A Type 2 Diabetes-Associated Functional Regulatory Variant in a Pancreatic Islet Enhancer at the Adcy5 Locus.

Tamara S Roman
Maren E Cannon
Swarooparani Vadlamudi
Martin L Buchkovich
Brooke N Wolford
Ryan P Welch
Mario A Morken
Romy Kursawe, The Jackson Laboratory
Arushi Varshney
Romy Kursawe
Ying Wu
Anne U Jackson
Michael R Erdos
Johanna Kuusisto
Markku Laakso
Laura J Scott
Michael Boehnke
Francis S Collins
Stephen C J Parker
Michael L. Stitzel, The Jackson Laboratory
Karen L Mohlke

Abstract

Molecular mechanisms remain unknown for most type 2 diabetes genome-wide association study (GWAS) identified loci. Variants associated with type 2 diabetes and fasting glucose levels reside in introns of ADCY5, a gene that encodes adenylate cyclase 5. Adenylate cyclase 5 catalyzes the production of cyclic AMP, which is a second messenger molecule involved in cell signaling and pancreatic beta cell insulin secretion. We demonstrated that type 2 diabetes risk alleles are associated with decreased ADCY5 expression in human islets and examined candidate variants for regulatory function. rs11708067 overlaps a predicted enhancer region in pancreatic islets.
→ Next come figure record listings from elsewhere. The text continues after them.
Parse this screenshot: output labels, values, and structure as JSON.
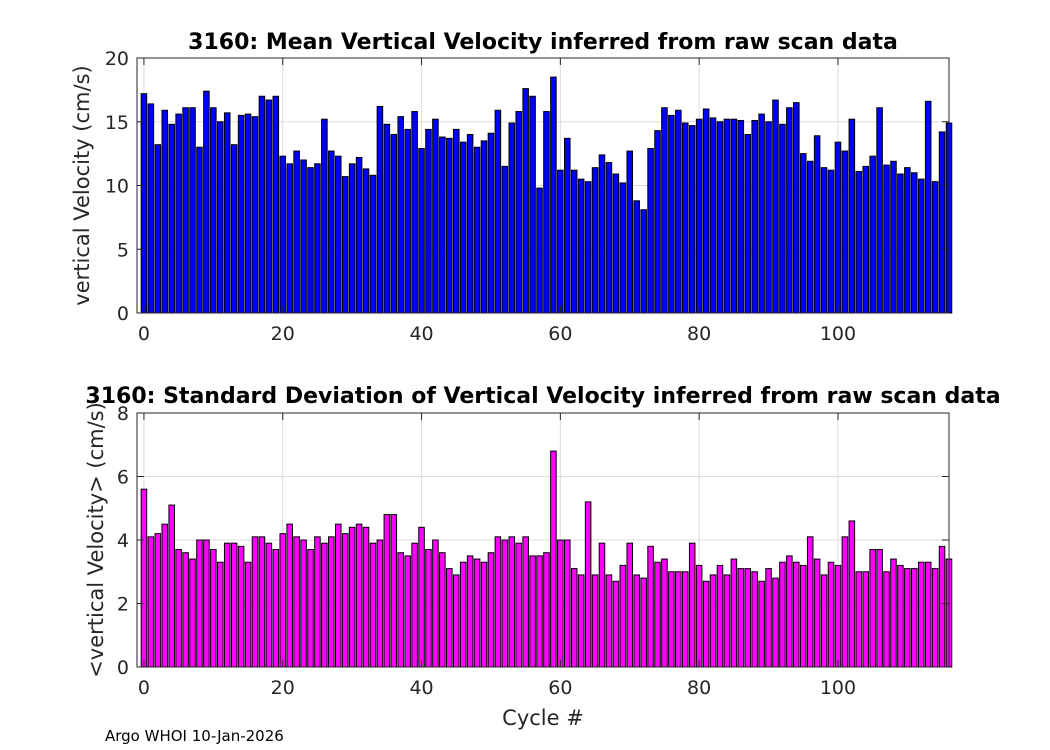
{
  "chart_data": [
    {
      "type": "bar",
      "title": "3160: Mean Vertical Velocity inferred from raw scan data",
      "xlabel": "",
      "ylabel": "vertical Velocity (cm/s)",
      "xlim": [
        -1,
        116
      ],
      "ylim": [
        0,
        20
      ],
      "xticks": [
        0,
        20,
        40,
        60,
        80,
        100
      ],
      "yticks": [
        0,
        5,
        10,
        15,
        20
      ],
      "grid": true,
      "color": "#0000ff",
      "x_start": 0,
      "values": [
        17.2,
        16.4,
        13.2,
        15.9,
        14.8,
        15.6,
        16.1,
        16.1,
        13.0,
        17.4,
        16.1,
        15.0,
        15.7,
        13.2,
        15.5,
        15.6,
        15.4,
        17.0,
        16.7,
        17.0,
        12.3,
        11.7,
        12.7,
        12.0,
        11.4,
        11.7,
        15.2,
        12.7,
        12.3,
        10.7,
        11.7,
        12.2,
        11.3,
        10.8,
        16.2,
        14.8,
        14.0,
        15.4,
        14.4,
        15.8,
        12.9,
        14.4,
        15.2,
        13.8,
        13.7,
        14.4,
        13.4,
        14.0,
        13.0,
        13.5,
        14.1,
        15.9,
        11.5,
        14.9,
        15.8,
        17.6,
        17.0,
        9.8,
        15.8,
        18.5,
        11.2,
        13.7,
        11.2,
        10.5,
        10.3,
        11.4,
        12.4,
        11.8,
        10.9,
        10.2,
        12.7,
        8.8,
        8.1,
        12.9,
        14.3,
        16.1,
        15.5,
        15.9,
        14.9,
        14.7,
        15.2,
        16.0,
        15.3,
        15.0,
        15.2,
        15.2,
        15.1,
        14.0,
        15.1,
        15.6,
        15.0,
        16.7,
        14.8,
        16.1,
        16.5,
        12.5,
        11.9,
        13.9,
        11.4,
        11.2,
        13.4,
        12.7,
        15.2,
        11.1,
        11.5,
        12.3,
        16.1,
        11.6,
        11.9,
        10.9,
        11.4,
        11.0,
        10.5,
        16.6,
        10.3,
        14.2,
        14.9
      ]
    },
    {
      "type": "bar",
      "title": "3160: Standard Deviation of Vertical Velocity inferred from raw scan data",
      "xlabel": "Cycle #",
      "ylabel": "<vertical Velocity> (cm/s)",
      "xlim": [
        -1,
        116
      ],
      "ylim": [
        0,
        8
      ],
      "xticks": [
        0,
        20,
        40,
        60,
        80,
        100
      ],
      "yticks": [
        0,
        2,
        4,
        6,
        8
      ],
      "grid": true,
      "color": "#ff00ff",
      "x_start": 0,
      "values": [
        5.6,
        4.1,
        4.2,
        4.5,
        5.1,
        3.7,
        3.6,
        3.4,
        4.0,
        4.0,
        3.7,
        3.3,
        3.9,
        3.9,
        3.8,
        3.3,
        4.1,
        4.1,
        3.9,
        3.7,
        4.2,
        4.5,
        4.1,
        4.0,
        3.7,
        4.1,
        3.9,
        4.1,
        4.5,
        4.2,
        4.4,
        4.5,
        4.4,
        3.9,
        4.0,
        4.8,
        4.8,
        3.6,
        3.5,
        3.9,
        4.4,
        3.7,
        4.0,
        3.6,
        3.1,
        2.9,
        3.3,
        3.5,
        3.4,
        3.3,
        3.6,
        4.1,
        4.0,
        4.1,
        3.9,
        4.1,
        3.5,
        3.5,
        3.6,
        6.8,
        4.0,
        4.0,
        3.1,
        2.9,
        5.2,
        2.9,
        3.9,
        2.9,
        2.7,
        3.2,
        3.9,
        2.9,
        2.8,
        3.8,
        3.3,
        3.4,
        3.0,
        3.0,
        3.0,
        3.9,
        3.2,
        2.7,
        2.9,
        3.2,
        2.9,
        3.4,
        3.1,
        3.1,
        3.0,
        2.7,
        3.1,
        2.8,
        3.3,
        3.5,
        3.3,
        3.2,
        4.1,
        3.4,
        2.9,
        3.3,
        3.2,
        4.1,
        4.6,
        3.0,
        3.0,
        3.7,
        3.7,
        3.0,
        3.4,
        3.2,
        3.1,
        3.1,
        3.3,
        3.3,
        3.1,
        3.8,
        3.4
      ]
    }
  ],
  "footer": "Argo WHOI 10-Jan-2026"
}
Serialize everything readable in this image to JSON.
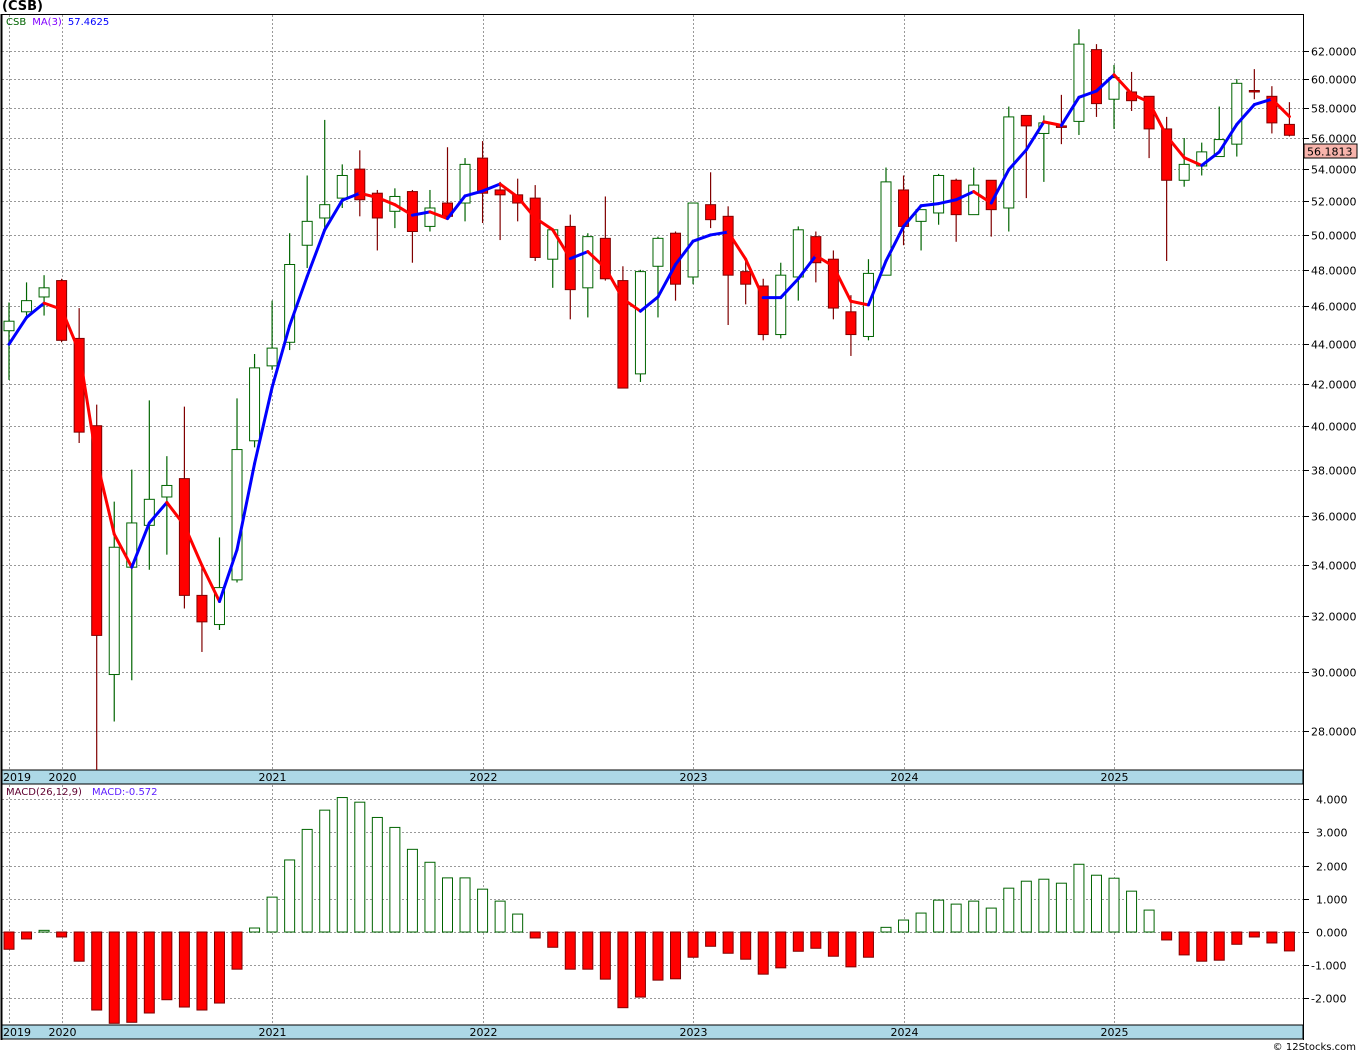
{
  "header": {
    "title": "(CSB)"
  },
  "price_legend": {
    "symbol": "CSB",
    "ma_label": "MA(3)",
    "ma_value": "57.4625"
  },
  "macd_legend": {
    "label": "MACD(26,12,9)",
    "value": "MACD:-0.572"
  },
  "last_price_tag": "56.1813",
  "footer": "© 12Stocks.com",
  "colors": {
    "up": "#006400",
    "down_fill": "#ff0000",
    "down_border": "#800000",
    "ma_up": "#0000ff",
    "ma_down": "#ff0000",
    "time_band": "#add8e6",
    "price_tag": "#f7b3ab"
  },
  "chart_data": [
    {
      "type": "candlestick",
      "title": "CSB monthly",
      "interval": "monthly",
      "first_period": "2019-10",
      "y_scale": "log",
      "ylim": [
        26.7,
        64.0
      ],
      "y_ticks": [
        "62.0000",
        "60.0000",
        "58.0000",
        "56.0000",
        "54.0000",
        "52.0000",
        "50.0000",
        "48.0000",
        "46.0000",
        "44.0000",
        "42.0000",
        "40.0000",
        "38.0000",
        "36.0000",
        "34.0000",
        "32.0000",
        "30.0000",
        "28.0000"
      ],
      "years": [
        {
          "label": "2019",
          "index": 0
        },
        {
          "label": "2020",
          "index": 3
        },
        {
          "label": "2021",
          "index": 15
        },
        {
          "label": "2022",
          "index": 27
        },
        {
          "label": "2023",
          "index": 39
        },
        {
          "label": "2024",
          "index": 51
        },
        {
          "label": "2025",
          "index": 63
        }
      ],
      "moving_average": {
        "name": "MA(3)",
        "period": 3,
        "last": 57.4625
      },
      "ohlc": [
        [
          44.7,
          46.2,
          42.2,
          45.2
        ],
        [
          45.7,
          47.3,
          45.5,
          46.3
        ],
        [
          46.5,
          47.7,
          45.5,
          47.0
        ],
        [
          47.4,
          47.5,
          44.1,
          44.2
        ],
        [
          44.3,
          45.9,
          39.2,
          39.7
        ],
        [
          40.0,
          41.0,
          26.7,
          31.3
        ],
        [
          29.9,
          36.6,
          28.3,
          34.7
        ],
        [
          33.9,
          38.0,
          29.7,
          35.7
        ],
        [
          35.6,
          41.2,
          33.8,
          36.7
        ],
        [
          36.8,
          38.6,
          34.4,
          37.3
        ],
        [
          37.6,
          40.9,
          32.3,
          32.8
        ],
        [
          32.8,
          33.9,
          30.7,
          31.8
        ],
        [
          31.7,
          35.1,
          31.5,
          33.1
        ],
        [
          33.4,
          41.3,
          33.3,
          38.9
        ],
        [
          39.3,
          43.5,
          39.0,
          42.8
        ],
        [
          42.9,
          46.3,
          42.7,
          43.8
        ],
        [
          44.1,
          50.1,
          43.7,
          48.3
        ],
        [
          49.4,
          53.6,
          48.1,
          50.8
        ],
        [
          51.0,
          57.2,
          50.2,
          51.8
        ],
        [
          52.2,
          54.3,
          51.6,
          53.6
        ],
        [
          54.0,
          55.2,
          51.1,
          52.1
        ],
        [
          52.5,
          52.7,
          49.1,
          51.0
        ],
        [
          51.4,
          52.8,
          50.4,
          52.3
        ],
        [
          52.6,
          52.7,
          48.4,
          50.2
        ],
        [
          50.5,
          52.7,
          50.2,
          51.6
        ],
        [
          51.9,
          55.4,
          50.9,
          51.1
        ],
        [
          51.9,
          54.7,
          50.8,
          54.3
        ],
        [
          54.7,
          55.8,
          50.7,
          52.5
        ],
        [
          52.7,
          53.2,
          49.7,
          52.4
        ],
        [
          52.4,
          53.4,
          50.8,
          51.9
        ],
        [
          52.2,
          53.0,
          48.5,
          48.7
        ],
        [
          48.6,
          50.3,
          47.0,
          50.3
        ],
        [
          50.5,
          51.2,
          45.3,
          46.9
        ],
        [
          47.0,
          50.1,
          45.4,
          49.9
        ],
        [
          49.8,
          52.3,
          47.4,
          47.5
        ],
        [
          47.4,
          48.2,
          41.8,
          41.8
        ],
        [
          42.5,
          48.0,
          42.1,
          47.9
        ],
        [
          48.2,
          49.9,
          45.4,
          49.8
        ],
        [
          50.1,
          50.2,
          46.3,
          47.2
        ],
        [
          47.6,
          51.9,
          47.2,
          51.9
        ],
        [
          51.8,
          53.8,
          50.4,
          50.9
        ],
        [
          51.1,
          51.7,
          45.0,
          47.7
        ],
        [
          47.9,
          48.5,
          46.1,
          47.2
        ],
        [
          47.1,
          47.5,
          44.2,
          44.5
        ],
        [
          44.5,
          48.4,
          44.3,
          47.7
        ],
        [
          47.6,
          50.5,
          46.3,
          50.3
        ],
        [
          49.9,
          50.2,
          47.3,
          48.4
        ],
        [
          48.6,
          49.1,
          45.3,
          45.9
        ],
        [
          45.7,
          46.6,
          43.4,
          44.5
        ],
        [
          44.4,
          48.6,
          44.2,
          47.8
        ],
        [
          47.7,
          54.1,
          47.7,
          53.2
        ],
        [
          52.7,
          53.6,
          49.4,
          50.5
        ],
        [
          50.8,
          51.5,
          49.1,
          51.5
        ],
        [
          51.3,
          53.7,
          50.6,
          53.6
        ],
        [
          53.3,
          53.4,
          49.6,
          51.2
        ],
        [
          51.2,
          54.1,
          51.2,
          53.0
        ],
        [
          53.3,
          53.3,
          49.9,
          51.5
        ],
        [
          51.6,
          58.1,
          50.2,
          57.4
        ],
        [
          57.5,
          57.5,
          52.2,
          56.8
        ],
        [
          56.3,
          57.5,
          53.2,
          57.0
        ],
        [
          56.8,
          58.9,
          55.6,
          56.7
        ],
        [
          57.1,
          63.6,
          56.2,
          62.5
        ],
        [
          62.1,
          62.5,
          57.4,
          58.3
        ],
        [
          58.6,
          61.0,
          56.6,
          60.1
        ],
        [
          59.1,
          60.5,
          57.8,
          58.5
        ],
        [
          58.8,
          58.8,
          54.7,
          56.6
        ],
        [
          56.6,
          57.4,
          48.5,
          53.3
        ],
        [
          53.3,
          56.0,
          52.9,
          54.3
        ],
        [
          54.2,
          55.7,
          53.6,
          55.1
        ],
        [
          54.8,
          58.1,
          54.8,
          55.9
        ],
        [
          55.6,
          60.0,
          54.8,
          59.7
        ],
        [
          59.2,
          60.7,
          58.6,
          59.1
        ],
        [
          58.8,
          59.5,
          56.3,
          57.0
        ],
        [
          56.9,
          58.4,
          56.1,
          56.18
        ]
      ]
    },
    {
      "type": "bar",
      "title": "MACD(26,12,9) histogram",
      "ylim": [
        -2.8,
        4.3
      ],
      "y_ticks": [
        "4.000",
        "3.000",
        "2.000",
        "1.000",
        "0.000",
        "-1.000",
        "-2.000"
      ],
      "values": [
        -0.52,
        -0.21,
        0.05,
        -0.15,
        -0.88,
        -2.35,
        -2.75,
        -2.72,
        -2.44,
        -2.04,
        -2.26,
        -2.35,
        -2.14,
        -1.12,
        0.12,
        1.05,
        2.17,
        3.09,
        3.67,
        4.05,
        3.91,
        3.45,
        3.15,
        2.49,
        2.1,
        1.63,
        1.63,
        1.29,
        0.93,
        0.54,
        -0.18,
        -0.46,
        -1.12,
        -1.12,
        -1.42,
        -2.28,
        -1.96,
        -1.45,
        -1.41,
        -0.76,
        -0.43,
        -0.64,
        -0.82,
        -1.27,
        -1.08,
        -0.58,
        -0.49,
        -0.73,
        -1.05,
        -0.76,
        0.14,
        0.36,
        0.57,
        0.96,
        0.84,
        0.93,
        0.72,
        1.32,
        1.53,
        1.59,
        1.47,
        2.04,
        1.71,
        1.62,
        1.23,
        0.66,
        -0.24,
        -0.69,
        -0.88,
        -0.85,
        -0.37,
        -0.15,
        -0.33,
        -0.57
      ]
    }
  ]
}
The type 2 diabetes risk rs11708067-A allele showed fewer H3K27ac ChIP-seq reads in human islets, lower transcriptional activity in reporter assays in rodent beta cells (rat 832/13 and mouse MIN6) and increased nuclear protein binding compared to the rs11708067-G allele. Homozygous deletion of the orthologous enhancer region in 832/13 cells resulted in a 64% reduction in expression level of Adcy5, but not adjacent gene Sec22a, and a 39% reduction in insulin secretion. Together, these data suggest that rs11708067-A risk allele contributes to type 2 diabetes by disrupting an islet enhancer, which results in reduced ADCY5 expression and impaired insulin secretion.